According to the Le Moyne College Common Data Set, the average undergraduate borrower owed $37,337 in student loans after a four-year period upon graduating during the 2015-2016 academic year at Le Moyne College.

In fact, the national average of student loan debt has increased from the 2014-2015 to the 2015-2016 academic year as well. According to The Wall Street Journal and Market Watch, the undergraduate class of 2015 graduated with an average of $35,051 in student debt. The following year, the undergraduate class of 2016 graduated with a national average of $37,173 in student debt, according to CBS MoneyWatch and Student Loan Hero. This concludes that the national average increased from 2015 to 2016 graduates about approximately 5.7 percent.

The student debt increase at Le Moyne College is slightly higher in comparison to the national average. Mark Kantrowitz, a student financial aid expert, wrote an article for the TIME website explaining that the average national increase of college tuitions may have something to do with this jumping increase of student loan debt.

“Student loan debt is increasing because government grants and support for postsecondary education have failed to keep pace with increases in college costs,” Kantrowitz said. “This has shifted much of the burden of paying for college from the federal and state governments to families. The government no longer carries its fair share of college costs, even though it gets a big increase in income tax revenue from college graduates.”

From the 2014-2015 academic year to the 2015-2016 year, the price in tuition increased $2,122, demonstrating this 6.4 percent increase.

The Department of Financial Aid at Le Moyne College believes that there may be other instances that would cause an increase in student debt in particular to the college.

Sharon Haplin, Director of the Financial Aid Department, and Kelly Kelly, Assistant Director of the Financial Aid Department, state that there are other possibilities leading to this increase. These include a variety of students that take out different ranges of loans and the introduction to new undergraduate programs for second bachelor’s degrees.

“There is such a wide variety of students on campus that have many different payment plans in order to pay Le Moyne’s tuition,” Haplin explains.

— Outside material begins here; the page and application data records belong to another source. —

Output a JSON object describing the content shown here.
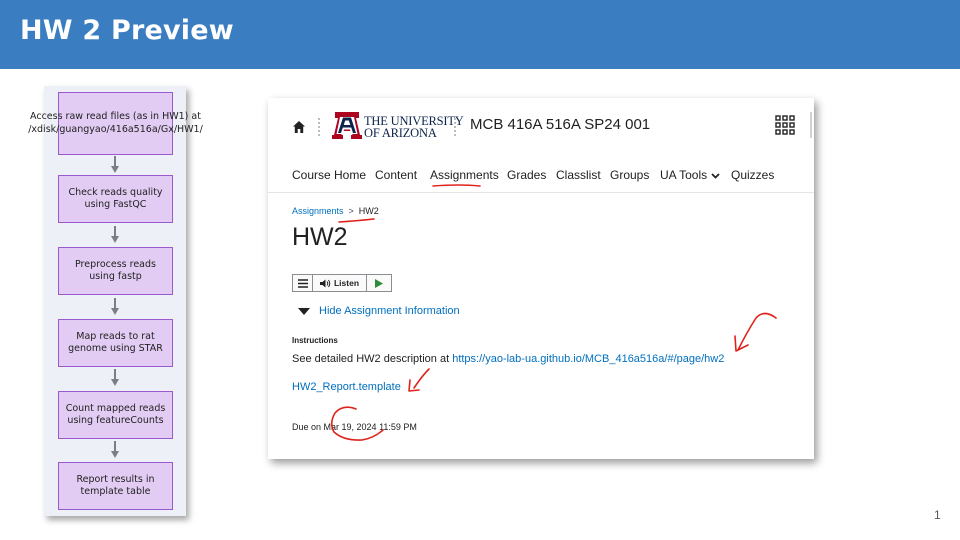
{
  "slide": {
    "title": "HW 2 Preview",
    "page_number": "1"
  },
  "flowchart": {
    "steps": [
      "Access raw read files (as in HW1) at /xdisk/guangyao/416a516a/Gx/HW1/",
      "Check reads quality using FastQC",
      "Preprocess reads using fastp",
      "Map reads to rat genome using STAR",
      "Count mapped reads using featureCounts",
      "Report results in template table"
    ]
  },
  "browser": {
    "header": {
      "logo_line1": "THE UNIVERSITY",
      "logo_line2": "OF ARIZONA",
      "course_name": "MCB 416A 516A SP24 001"
    },
    "nav": {
      "items": [
        "Course Home",
        "Content",
        "Assignments",
        "Grades",
        "Classlist",
        "Groups",
        "UA Tools",
        "Quizzes"
      ],
      "active": "Assignments"
    },
    "breadcrumb": {
      "parent": "Assignments",
      "separator": ">",
      "current": "HW2"
    },
    "page_title": "HW2",
    "listen_bar": {
      "label": "Listen"
    },
    "assignment": {
      "toggle_label": "Hide Assignment Information",
      "instructions_label": "Instructions",
      "description_prefix": "See detailed HW2 description at ",
      "description_link": "https://yao-lab-ua.github.io/MCB_416a516a/#/page/hw2",
      "template_link": "HW2_Report.template",
      "due_prefix": "Due on ",
      "due_date": "Mar 19, 2024 11:59 PM"
    }
  },
  "colors": {
    "title_bar": "#3a7dc1",
    "flow_box_fill": "#e2ccf3",
    "flow_box_border": "#9b59d0",
    "link": "#006fbf",
    "annotation": "#e0221c",
    "ua_navy": "#0c234b",
    "ua_red": "#ab0520"
  }
}
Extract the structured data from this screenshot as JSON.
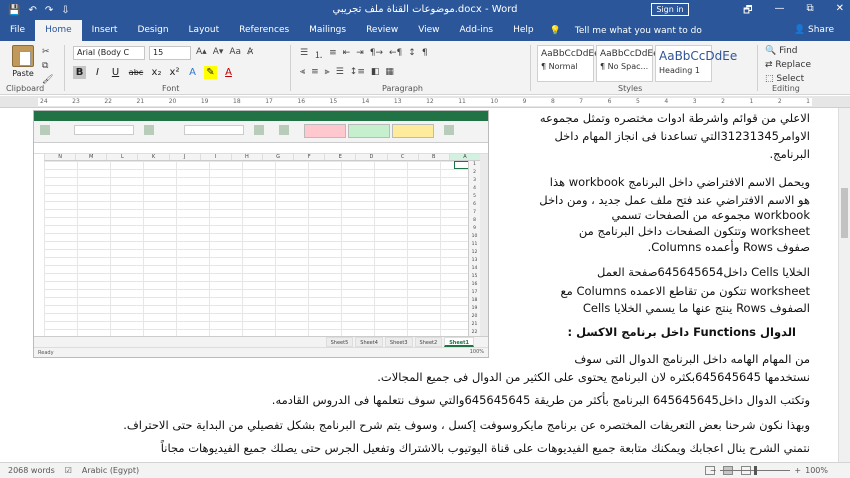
{
  "window": {
    "title": "موضوعات القناة ملف تجريبي.docx - Word",
    "signin": "Sign in",
    "qat": [
      "💾",
      "↶",
      "↷",
      "⇩"
    ],
    "controls": [
      "🗗",
      "—",
      "⧉",
      "✕"
    ]
  },
  "tabs": [
    "File",
    "Home",
    "Insert",
    "Design",
    "Layout",
    "References",
    "Mailings",
    "Review",
    "View",
    "Add-ins",
    "Help"
  ],
  "active_tab": "Home",
  "tell_me": "Tell me what you want to do",
  "share": "Share",
  "ribbon": {
    "paste": "Paste",
    "font_name": "Arial (Body C",
    "font_size": "15",
    "groups": [
      "Clipboard",
      "Font",
      "Paragraph",
      "Styles",
      "Editing"
    ],
    "format_buttons": [
      "B",
      "I",
      "U",
      "abc",
      "x₂",
      "x²",
      "A",
      "A"
    ],
    "styles": [
      {
        "sample": "AaBbCcDdEe",
        "name": "¶ Normal"
      },
      {
        "sample": "AaBbCcDdEe",
        "name": "¶ No Spac..."
      },
      {
        "sample": "AaBbCcDdEe",
        "name": "Heading 1"
      }
    ],
    "editing": [
      "Find",
      "Replace",
      "Select"
    ]
  },
  "ruler": [
    "24",
    "23",
    "22",
    "21",
    "20",
    "19",
    "18",
    "17",
    "16",
    "15",
    "14",
    "13",
    "12",
    "11",
    "10",
    "9",
    "8",
    "7",
    "6",
    "5",
    "4",
    "3",
    "2",
    "1",
    "2",
    "1"
  ],
  "excel": {
    "columns": [
      "N",
      "M",
      "L",
      "K",
      "J",
      "I",
      "H",
      "G",
      "F",
      "E",
      "D",
      "C",
      "B",
      "A"
    ],
    "rows": [
      "1",
      "2",
      "3",
      "4",
      "5",
      "6",
      "7",
      "8",
      "9",
      "10",
      "11",
      "12",
      "13",
      "14",
      "15",
      "16",
      "17",
      "18",
      "19",
      "20",
      "21",
      "22"
    ],
    "sheets": [
      "Sheet5",
      "Sheet4",
      "Sheet3",
      "Sheet2",
      "Sheet1"
    ],
    "active_sheet": "Sheet1",
    "status": "Ready",
    "zoom": "100%"
  },
  "document": {
    "p1": "الاعلي من قوائم واشرطة ادوات مختصره وتمثل مجموعه",
    "p2": "الاوامر31231345التي تساعدنا فى انجاز المهام داخل",
    "p3": "البرنامج.",
    "p4": "ويحمل الاسم الافتراضي داخل البرنامج workbook هذا",
    "p5": "هو الاسم الافتراضي عند فتح ملف عمل جديد ، ومن داخل",
    "p6": "workbook مجموعه من الصفحات تسمي",
    "p7": "worksheet وتتكون الصفحات داخل البرنامج من",
    "p8": "صفوف Rows وأعمده Columns.",
    "p9": "الخلايا Cells داخل645645654صفحة العمل",
    "p10": "worksheet تتكون من تقاطع الاعمده Columns مع",
    "p11": "الصفوف Rows ينتج عنها ما يسمي الخلايا Cells",
    "p12": "الدوال Functions داخل برنامج الاكسل :",
    "p13": "من المهام الهامه داخل البرنامج الدوال التى سوف",
    "p14": "نستخدمها 645645645بكثره لان البرنامج يحتوى على الكثير من الدوال فى جميع المجالات.",
    "p15": "وتكتب الدوال داخل645645645 البرنامج بأكثر من طريقة 645645645والتي سوف نتعلمها فى الدروس القادمه.",
    "p16": "وبهذا نكون شرحنا بعض التعريفات المختصره عن برنامج مايكروسوفت إكسل ، وسوف يتم شرح البرنامج بشكل تفصيلي من البداية حتى الاحتراف.",
    "p17": "نتمني الشرح ينال اعجابك ويمكنك متابعة جميع الفيديوهات على قناة اليوتيوب بالاشتراك وتفعيل الجرس حتى يصلك جميع الفيديوهات مجاناً"
  },
  "status": {
    "words": "2068 words",
    "language": "Arabic (Egypt)",
    "zoom": "100%"
  }
}
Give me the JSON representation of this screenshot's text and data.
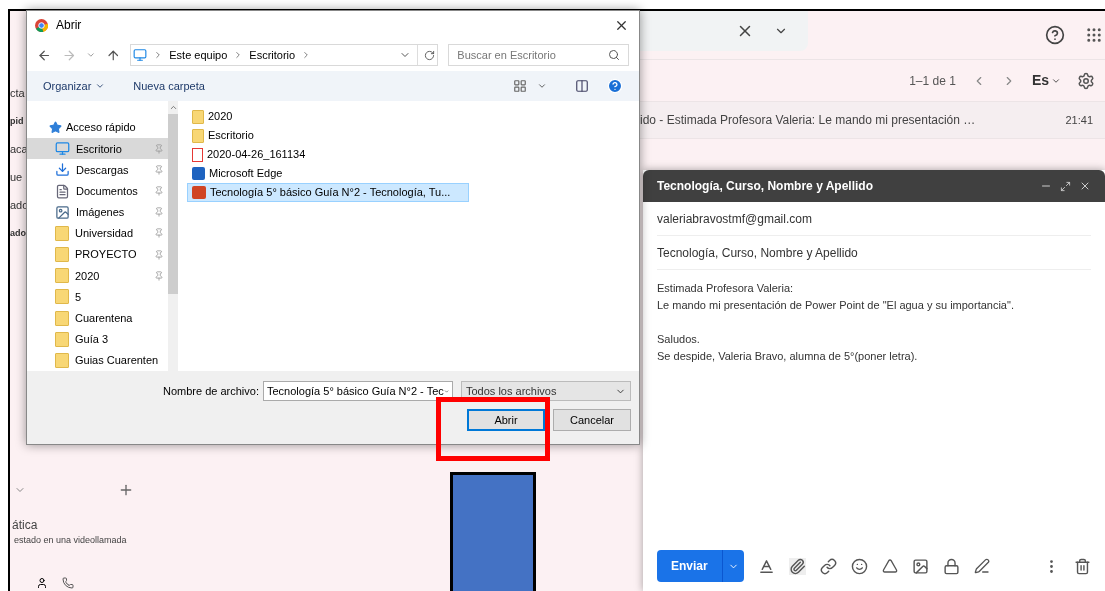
{
  "gmail": {
    "left_fragments": [
      {
        "text": "cta",
        "bold": false
      },
      {
        "text": "pid",
        "bold": true
      },
      {
        "text": "aca",
        "bold": false
      },
      {
        "text": "ue",
        "bold": false
      },
      {
        "text": "ado",
        "bold": false
      },
      {
        "text": "ado",
        "bold": true
      }
    ],
    "left_bottom": [
      "ática",
      "estado en una videollamada"
    ],
    "pagination": "1–1 de 1",
    "input_tool": "Es",
    "email_row": {
      "text": "ido - Estimada Profesora Valeria: Le mando mi presentación …",
      "time": "21:41"
    },
    "compose": {
      "title": "Tecnología, Curso, Nombre y Apellido",
      "to": "valeriabravostmf@gmail.com",
      "subject": "Tecnología, Curso, Nombre y Apellido",
      "body": [
        [
          "Estimada Profesora Valeria:",
          "Le mando mi presentación de Power Point de \"El agua y su importancia\"."
        ],
        [
          "Saludos.",
          "Se despide, Valeria Bravo, alumna de 5°(poner letra)."
        ]
      ],
      "send": "Enviar"
    }
  },
  "dialog": {
    "title": "Abrir",
    "breadcrumb": [
      "Este equipo",
      "Escritorio"
    ],
    "search": {
      "placeholder": "Buscar en Escritorio"
    },
    "organize": "Organizar",
    "new_folder": "Nueva carpeta",
    "sidebar": {
      "header": "Acceso rápido",
      "items": [
        {
          "label": "Escritorio",
          "kind": "desktop",
          "pinned": true,
          "selected": true
        },
        {
          "label": "Descargas",
          "kind": "download",
          "pinned": true,
          "selected": false
        },
        {
          "label": "Documentos",
          "kind": "document",
          "pinned": true,
          "selected": false
        },
        {
          "label": "Imágenes",
          "kind": "image",
          "pinned": true,
          "selected": false
        },
        {
          "label": "Universidad",
          "kind": "folder",
          "pinned": true,
          "selected": false
        },
        {
          "label": "PROYECTO",
          "kind": "folder",
          "pinned": true,
          "selected": false
        },
        {
          "label": "2020",
          "kind": "folder",
          "pinned": true,
          "selected": false
        },
        {
          "label": "5",
          "kind": "folder",
          "pinned": false,
          "selected": false
        },
        {
          "label": "Cuarentena",
          "kind": "folder",
          "pinned": false,
          "selected": false
        },
        {
          "label": "Guía 3",
          "kind": "folder",
          "pinned": false,
          "selected": false
        },
        {
          "label": "Guias Cuarenten",
          "kind": "folder",
          "pinned": false,
          "selected": false
        }
      ]
    },
    "files": [
      {
        "name": "2020",
        "kind": "folder",
        "selected": false
      },
      {
        "name": "Escritorio",
        "kind": "folder",
        "selected": false
      },
      {
        "name": "2020-04-26_161134",
        "kind": "pdf",
        "selected": false
      },
      {
        "name": "Microsoft Edge",
        "kind": "edge",
        "selected": false
      },
      {
        "name": "Tecnología 5° básico Guía N°2 - Tecnología, Tu...",
        "kind": "ppt",
        "selected": true
      }
    ],
    "filename_label": "Nombre de archivo:",
    "filename": {
      "value": "Tecnología 5° básico Guía N°2 - Tec"
    },
    "filter": {
      "value": "Todos los archivos"
    },
    "buttons": [
      {
        "label": "Abrir",
        "default": true
      },
      {
        "label": "Cancelar",
        "default": false
      }
    ]
  }
}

For example, some students get tuition from scholarships, working part-time, working full-time, taking out federal loans, private loans with or without co-signers, etc. The amount each student might take out per loan may differ as well, affecting the amount of student debt. Some students may take out more loans than others.

“Loans can be a necessity in some situations,” Kelly explains. “Figuring out payment plans is a hot topic in the sense that it’s a very sensitive and difficult subject.”

Both Halpin and Kelly advise students to look carefully through other options and resources before looking to take out loans.

Another possibility that may have led to the 6.4 percent increase in student debt deals with the relatively new Accelerated Dual Degree Partnership in Nursing [A-DDPN] program, and other programs similar to it, as stated by Haplin.

According to the Le Moyne College Catalog, the A-DDPN is a program in partnership with St. Joseph’s College of Nursing, consisting of 18-months designed for students with a bachelor’s degree in another field, but pursuing a nursing education for a career. Because the A-DDPN is an undergraduate program, it falls under the criteria dealing with this increase of student loan debt.

“This program is considered a second bachelor’s where financial aid is not given out,” Haplin said. Students have to find their own means to pay for the program, i.e. student loans.